The magic, though, lies in its remarkable star couple. Florence Pugh is fierce, sinking her teeth into the meaty role of a woman who wants to be more than her career, but also doesn’t want her professional legacy and accomplishments to be overshadowed by family or illness. She elevates what could have been a cliched, thankless part with heart, humour and a constant spark – her deadpan expressions are as funny as her outbursts are agonising. And she forever changes the way you crack an egg open while baking.

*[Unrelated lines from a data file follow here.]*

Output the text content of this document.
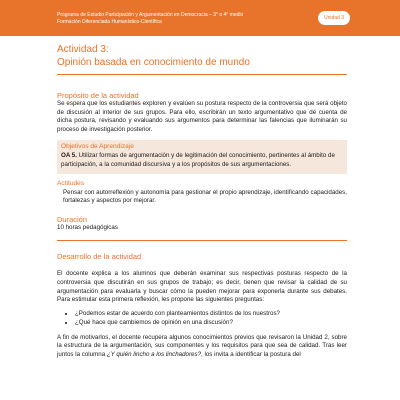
Programa de Estudio Participación y Argumentación en Democracia – 3° o 4° medio
Formación Diferenciada Humanístico-Científica
Unidad 3

Actividad 3:

Opinión basada en conocimiento de mundo

Propósito de la actividad

Se espera que los estudiantes exploren y evalúen su postura respecto de la controversia que será objeto de discusión al interior de sus grupos. Para ello, escribirán un texto argumentativo que dé cuenta de dicha postura, revisando y evaluando sus argumentos para determinar las falencias que iluminarán su proceso de investigación posterior.

Objetivos de Aprendizaje

OA 5. Utilizar formas de argumentación y de legitimación del conocimiento, pertinentes al ámbito de participación, a la comunidad discursiva y a los propósitos de sus argumentaciones.

Actitudes

Pensar con autorreflexión y autonomía para gestionar el propio aprendizaje, identificando capacidades, fortalezas y aspectos por mejorar.

Duración

10 horas pedagógicas

Desarrollo de la actividad

El docente explica a los alumnos que deberán examinar sus respectivas posturas respecto de la controversia que discutirán en sus grupos de trabajo; es decir, tienen que revisar la calidad de su argumentación para evaluarla y buscar cómo la pueden mejorar para exponerla durante sus debates. Para estimular esta primera reflexión, les propone las siguientes preguntas:

• ¿Podemos estar de acuerdo con planteamientos distintos de los nuestros?
• ¿Qué hace que cambiemos de opinión en una discusión?

A fin de motivarlos, el docente recupera algunos conocimientos previos que revisaron la Unidad 2, sobre la estructura de la argumentación, sus componentes y los requisitos para que sea de calidad. Tras leer juntos la columna ¿Y quién lincho a los linchadores?, los invita a identificar la postura del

Andrew Garfield, meanwhile, is as endearingly vulnerable as you’d expect, bringing a steely passion to his sincere affection. He begins the film wounded and only gets beaten up further – if he were a dog, you would have signed the adoption papers by the end of act two. But he’s ferocious in his feelings, capable of opening up with an honesty that’s utterly disarming – in his hands, the key speech about learning to appreciate the moments in front of you defies the film’s cheesy title.
The result is a gorgeous, swooning romantic drama with hilarious bits – a winning rom-com that isn’t afraid to go for the jugular. Powered by its leading duo’s lived-in, instantly convincing chemistry, it’s like a long-awaited sequel to Like Crazy, the kind of movie that bursts your heart open with its unbridled, unabashed intimacy. Just, wow.